W swojej działalności publicznej kierował się zasadą, że „kapitał ma narodowość”.  Bardzo konsekwentnie działał na rzecz wspierania polskiego żywiołu w gospodarce II Rzeczypospolitej i promocje – jakbyśmy to dzisiaj powiedzieli – polskich firm. Inaczej niż Eugeniusz Kwiatkowski i inni autorzy polityki gospodarczej państwa polskiego w latach 1930-ch domagał się wspierania przede wszystkich prywatnych- a nie państwowych – polskich firm.

Po II wojnie komuniści pozbawili go całego majątku i szykanowali. Zarabiał na życie robiąc tłumaczenia z… języka rosyjskiego, które podpisywał pseudonimem. Był erudytą, znawcą teologii (na pamięć znał „Nowy Testament”), astronomii, medycyny i biologii.

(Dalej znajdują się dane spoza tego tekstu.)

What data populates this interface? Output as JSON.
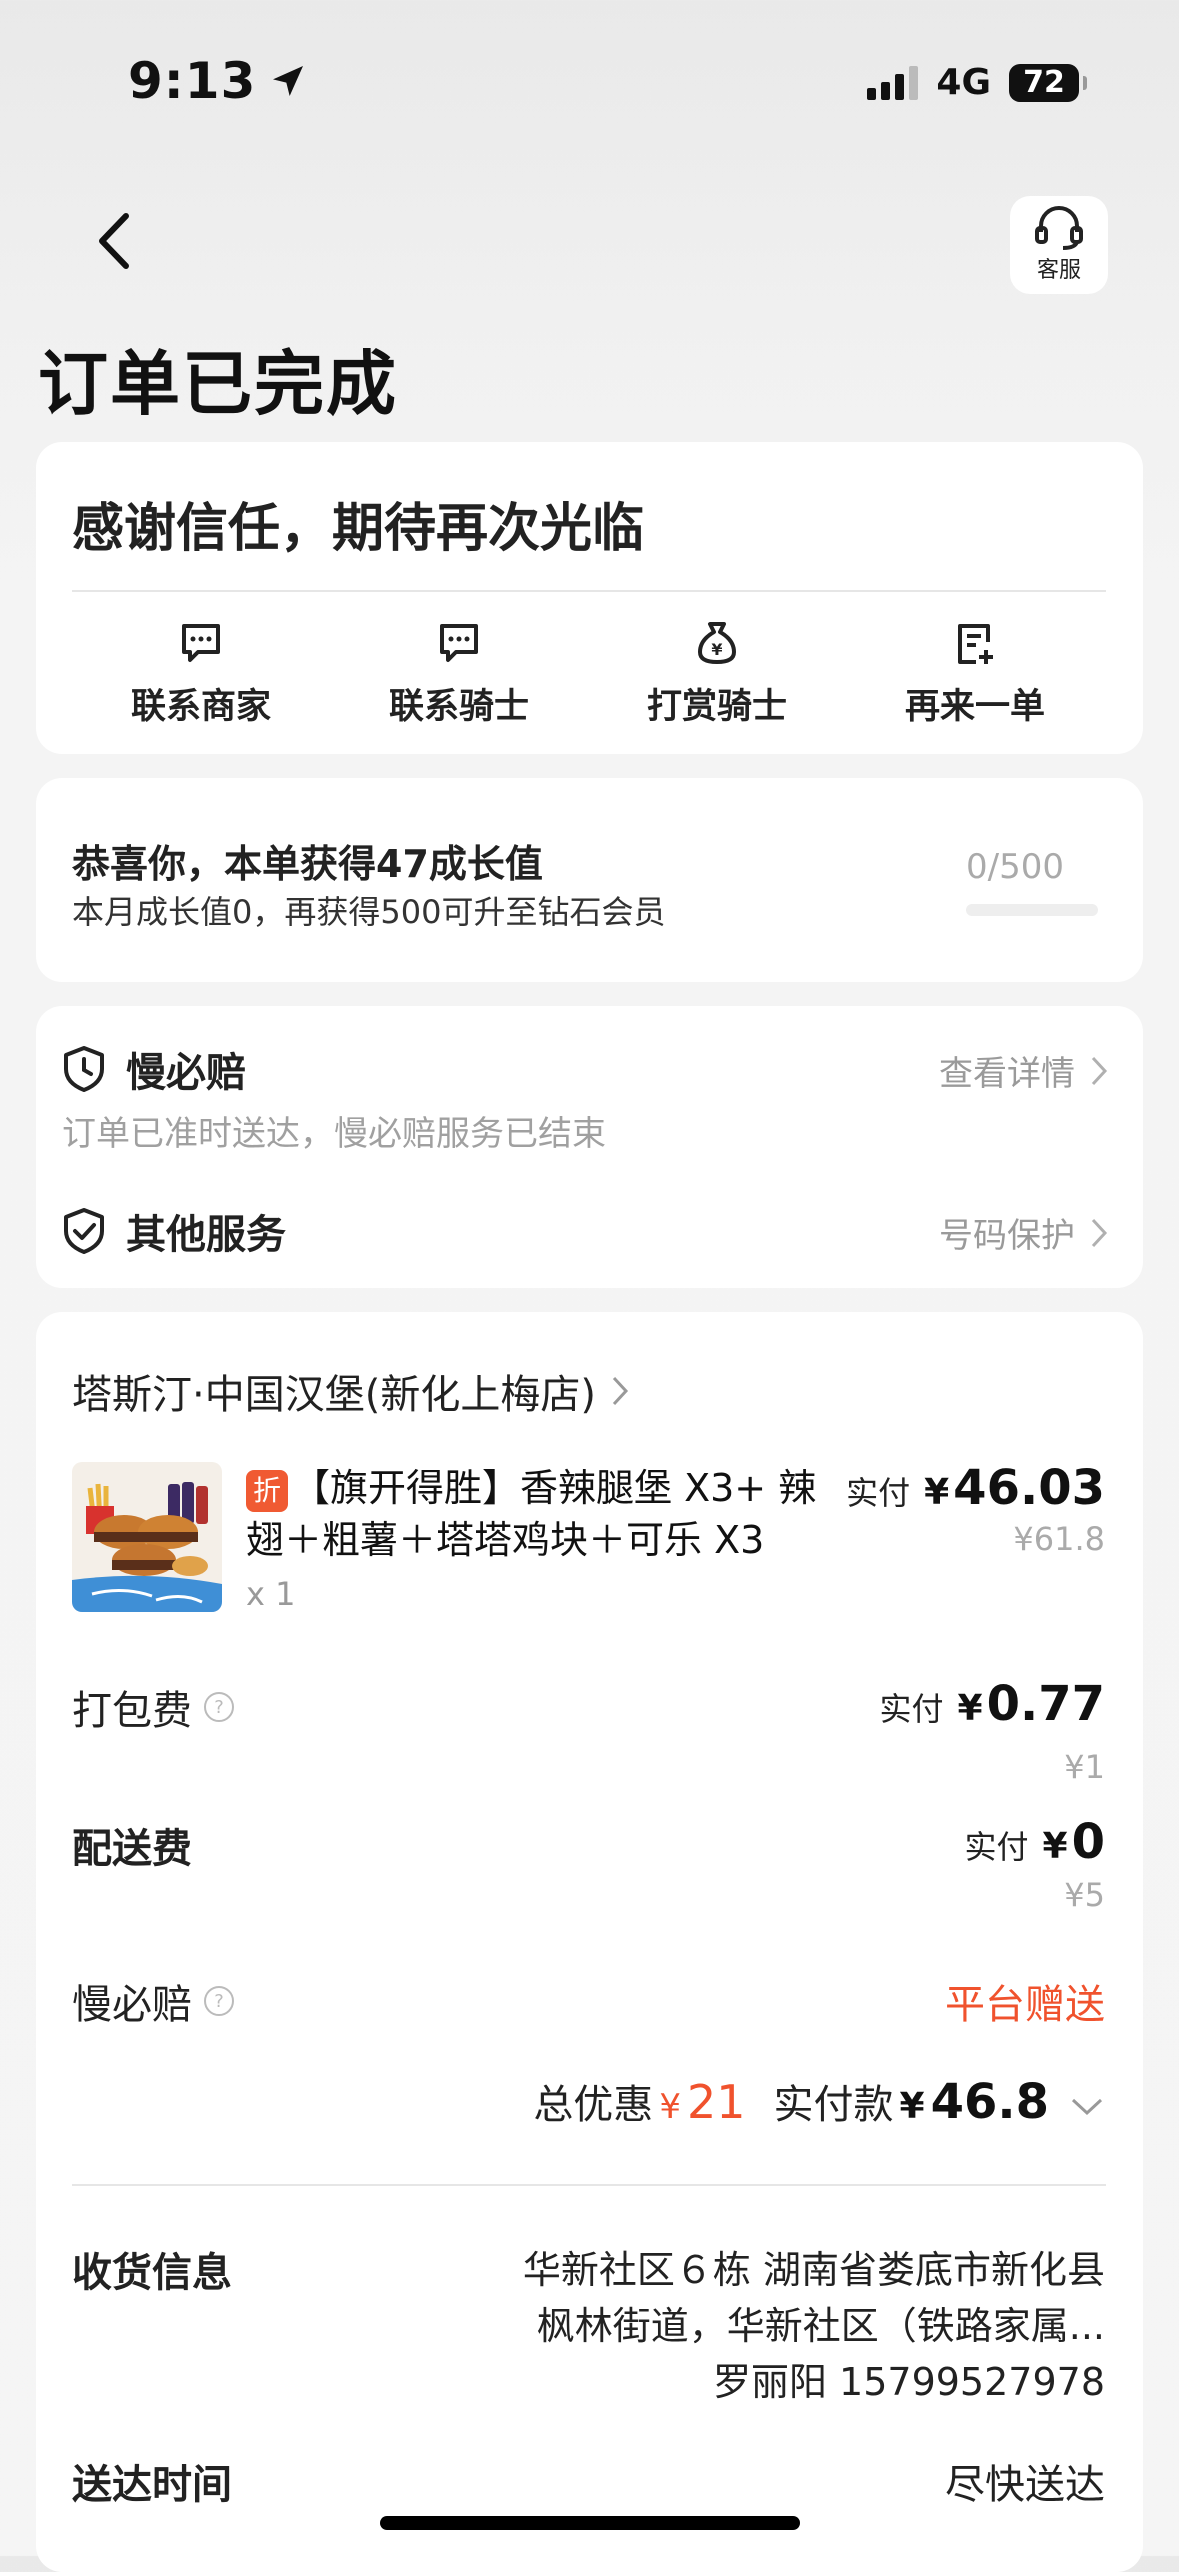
{
  "status_bar": {
    "time": "9:13",
    "network": "4G",
    "battery": "72"
  },
  "header": {
    "customer_service_label": "客服",
    "title": "订单已完成"
  },
  "thanks_card": {
    "message": "感谢信任，期待再次光临",
    "actions": [
      {
        "label": "联系商家",
        "icon": "message-icon"
      },
      {
        "label": "联系骑士",
        "icon": "message-icon"
      },
      {
        "label": "打赏骑士",
        "icon": "money-bag-icon"
      },
      {
        "label": "再来一单",
        "icon": "reorder-icon"
      }
    ]
  },
  "growth_card": {
    "title": "恭喜你，本单获得47成长值",
    "subtitle": "本月成长值0，再获得500可升至钻石会员",
    "count": "0/500",
    "progress": 0
  },
  "service_card": {
    "slow_compensation": {
      "title": "慢必赔",
      "link": "查看详情",
      "note": "订单已准时送达，慢必赔服务已结束"
    },
    "other_services": {
      "title": "其他服务",
      "link": "号码保护"
    }
  },
  "order_card": {
    "store_name": "塔斯汀·中国汉堡(新化上梅店)",
    "product": {
      "discount_tag": "折",
      "name": "【旗开得胜】香辣腿堡 X3+ 辣翅＋粗薯＋塔塔鸡块＋可乐 X3",
      "quantity": "x 1",
      "pay_label": "实付",
      "currency": "¥",
      "price": "46.03",
      "original_price": "¥61.8"
    },
    "packing_fee": {
      "label": "打包费",
      "pay_label": "实付",
      "currency": "¥",
      "price": "0.77",
      "original": "¥1"
    },
    "delivery_fee": {
      "label": "配送费",
      "pay_label": "实付",
      "currency": "¥",
      "price": "0",
      "original": "¥5"
    },
    "slow_comp_row": {
      "label": "慢必赔",
      "value": "平台赠送"
    },
    "summary": {
      "discount_label": "总优惠",
      "discount_currency": "¥",
      "discount_value": "21",
      "total_label": "实付款",
      "total_currency": "¥",
      "total_value": "46.8"
    },
    "receiver": {
      "label": "收货信息",
      "line1": "华新社区６栋 湖南省娄底市新化县",
      "line2": "枫林街道，华新社区（铁路家属...",
      "line3": "罗丽阳 15799527978"
    },
    "delivery_time": {
      "label": "送达时间",
      "value": "尽快送达"
    }
  },
  "colors": {
    "accent_red": "#f0522d",
    "progress_fill": "#f3b443"
  }
}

Właśnie dopiero co, bo 11 lutego minęła równo 60-ta rocznica jego śmierci. Co roku przyznawane są nagrody jego imienia. Dostają je szczególnie zasłużeni polscy przedsiębiorcy. Pytanie tylko czy ci, którzy je wręczają, wiedzą że laureat nagrody przez lata był politykiem związanym z  Obozem Narodowym, posłem i ministrem tej formacji?

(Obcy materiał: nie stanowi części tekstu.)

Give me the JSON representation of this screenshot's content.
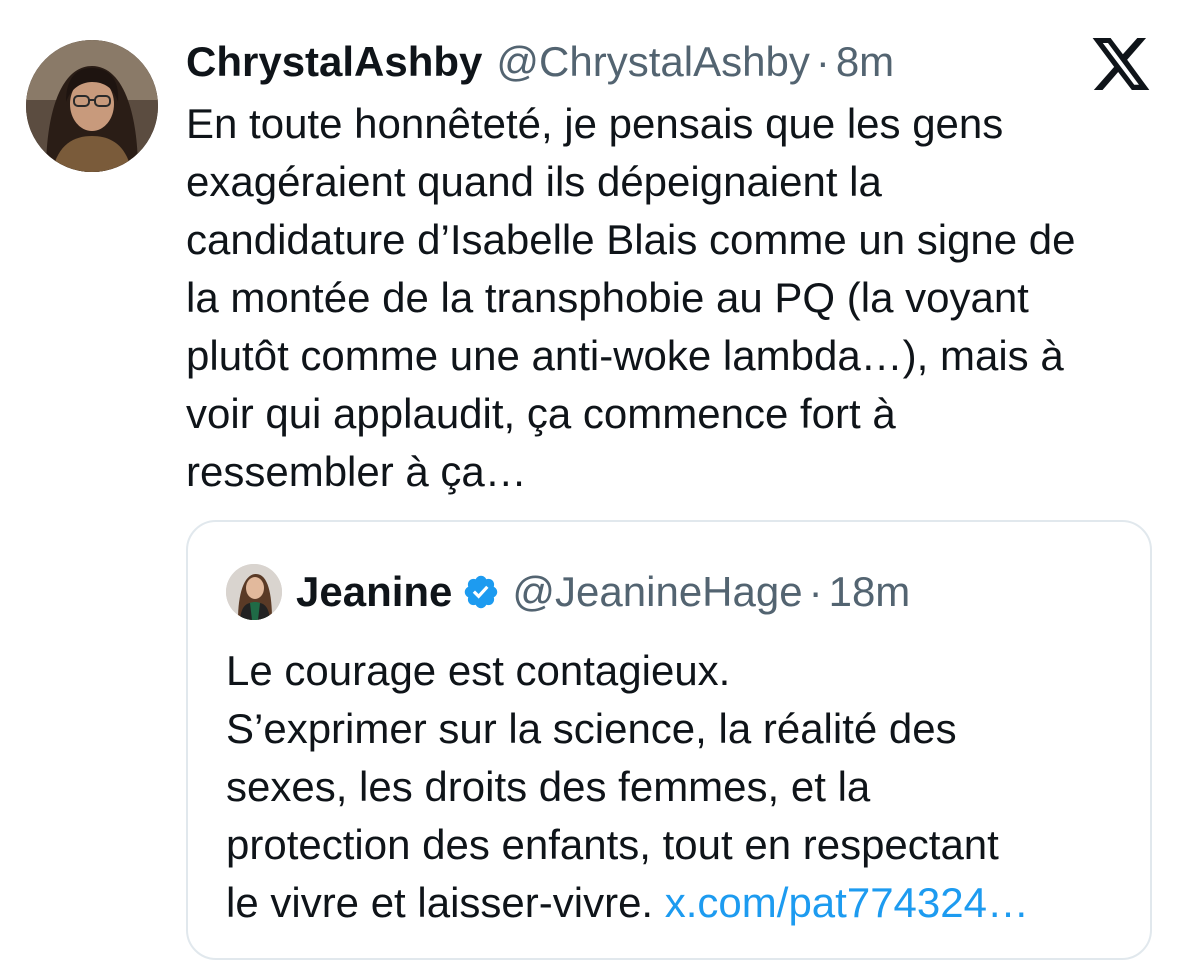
{
  "tweet": {
    "author": {
      "display_name": "ChrystalAshby",
      "handle": "@ChrystalAshby",
      "separator": "·",
      "time": "8m"
    },
    "platform_icon": "x-logo-icon",
    "text_lines": [
      "En toute honnêteté, je pensais que les gens",
      "exagéraient quand ils dépeignaient la",
      "candidature d’Isabelle Blais comme un signe de",
      "la montée de la transphobie au PQ (la voyant",
      "plutôt comme une anti-woke lambda…), mais à",
      "voir qui applaudit, ça commence fort à",
      "ressembler à ça…"
    ]
  },
  "quote": {
    "author": {
      "display_name": "Jeanine",
      "verified_icon": "verified-badge-icon",
      "handle": "@JeanineHage",
      "separator": "·",
      "time": "18m"
    },
    "text_lines": [
      "Le courage est contagieux.",
      "S’exprimer sur la science, la réalité des",
      "sexes, les droits des femmes, et la",
      "protection des enfants, tout en respectant"
    ],
    "last_line_text": "le vivre et laisser-vivre. ",
    "link_text": "x.com/pat774324…"
  },
  "colors": {
    "text": "#0f1419",
    "secondary": "#536471",
    "link": "#1d9bf0",
    "verified": "#1d9bf0",
    "border": "#e1e8ed"
  }
}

Przedstawiłem sylwetki Franciszka Kwileckiego i Andrzeja Wierzbickiego, bo warto przywracać do naszej zbiorowej pamięci osoby, które w przeszłości współtworzyły szeroko rozumianą  p o l s k ą    s i ł ę  –  także w sferze gospodarki. A zwłaszcza warto reagować, gdy życiorys przynajmniej jednej z nich jest dzisiaj, ze względu na „polityczną poprawność”, pozbawiony jakichkolwiek konotacji politycznych z Ruchem Narodowym, co przecież falsyfikuje rzeczywistość.